1859 → Charles Darwin published Origin of Species
w/ this in mind, scientists and politicians started exploring the idea of “survival of the fittest”, and started to question why people should take care of the weak, as they began believing that they should not let people who were “not supposed to survive” live and reproduce.
these views took particularly strongly in Britain and America
existence of disabled people seen as a threat to social development
“ Darwin himself wrote in his 1871 treatise, The Descent of Man, ‘We civilised men.... do our utmost to check the process of elimination; we build asylums for the imbecile, the maimed and the sick.. .Thus the weak members of society propagate their kind.’”
A British man first thought of the term eugenics → Francis Galton(Charles Darwin cousin)
“Galton was convinced a person's mental and physical abilities, like the plant and animal traits described by Darwin, were essentially inherited from one's parents. He grew concerned that eminent British people were marrying late and having too few children. Galton wrote in his 1869 book Hereditary Genius: ‘Let us do what we can to encourage the multiplication of the races best fitted to invent, and conform to, a high and generous civilisation, and not, out of mistaken instinct of giving support to the weak, prevent the incoming of strong and hearty individuals.’”
end of 19th century → eugenicists more influential in politics
“A Royal Commission on the Blind, Deaf and Dumb concluded in 1889 that intermarriage between these groups was to be strongly discouraged”
1896 → National Association for the Care and Control of the Feeble Minded → lifetime segregation of disables people
“1907, the Eugenics Education Society was founded in Britain to campaign for sterilisation and marriage restrictions for the weak to prevent the degeneration of Britain’s population”
1908 → James Crichton Brown → recommended compulsory sterilisation of people with learning disabilities and mental illnesses → described as ‘our social rubbish’ which should be ‘swept up and garnered and utilised as far as possible’
“ He went on to complain, ‘We pay much attention to the breeding of our horses, our cattle, our dogs and poultry, even our flowers and vegetables; surely it’s not too much to ask that a little care be bestowed upon the breeding and rearing of our race’.”
“In a memo to the prime minister in 1910, Winston Churchill cautioned, ‘The multiplication of the feeble-minded is a very terrible danger to the race.’”
1912 → international Eugenics Conference, organised by the British Eugenics Education Society
At conference, major Leonard Darwin(son of Charles Darwin) presented the idea of establishing squads of scientists to travel the country, and find the “unfit”, then to segregate them to special colonies, or sterilize them.
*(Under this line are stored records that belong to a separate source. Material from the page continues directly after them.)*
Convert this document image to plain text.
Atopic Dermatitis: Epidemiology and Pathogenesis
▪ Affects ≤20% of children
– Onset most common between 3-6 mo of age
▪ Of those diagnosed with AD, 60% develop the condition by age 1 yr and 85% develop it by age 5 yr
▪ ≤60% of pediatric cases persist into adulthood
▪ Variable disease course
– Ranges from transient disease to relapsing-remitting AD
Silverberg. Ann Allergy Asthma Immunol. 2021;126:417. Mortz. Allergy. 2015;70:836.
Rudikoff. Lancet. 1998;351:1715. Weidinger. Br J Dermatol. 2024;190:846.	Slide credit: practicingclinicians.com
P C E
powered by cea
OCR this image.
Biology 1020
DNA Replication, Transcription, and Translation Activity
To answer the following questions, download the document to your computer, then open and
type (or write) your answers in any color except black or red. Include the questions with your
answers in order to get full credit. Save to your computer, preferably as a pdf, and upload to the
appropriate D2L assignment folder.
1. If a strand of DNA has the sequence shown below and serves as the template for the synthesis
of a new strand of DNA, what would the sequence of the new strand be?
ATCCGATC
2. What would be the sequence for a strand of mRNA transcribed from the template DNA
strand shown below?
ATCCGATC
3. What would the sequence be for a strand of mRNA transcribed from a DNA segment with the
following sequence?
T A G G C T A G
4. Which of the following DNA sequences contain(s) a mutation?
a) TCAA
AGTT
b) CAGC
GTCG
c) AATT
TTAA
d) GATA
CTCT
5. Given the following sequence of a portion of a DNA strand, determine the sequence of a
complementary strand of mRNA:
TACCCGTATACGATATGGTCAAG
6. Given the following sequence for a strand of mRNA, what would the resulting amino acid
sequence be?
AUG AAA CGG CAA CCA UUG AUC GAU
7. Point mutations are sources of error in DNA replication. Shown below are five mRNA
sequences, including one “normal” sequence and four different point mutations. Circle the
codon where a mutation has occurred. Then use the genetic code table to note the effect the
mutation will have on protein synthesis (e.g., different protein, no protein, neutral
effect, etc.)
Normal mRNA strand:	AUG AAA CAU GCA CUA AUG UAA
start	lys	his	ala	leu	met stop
The British Eugenics society reached its peak in the 1930s
“ A bill for the compulsory sterilisation of certain categories of ‘mental patient’ was proposed in Parliament in 1931 by Labour MP Archibald Church. He claimed it was necessary to stop the reproduction of those ‘who are in every way a burden to their parents, a misery to themselves and in my opinion a menace to the social life of the community’”
continued well into 1940s
even in 1985, an MP wanted to to abort a “handicapped” foetus could save the country £1 million over the course of a lifetime.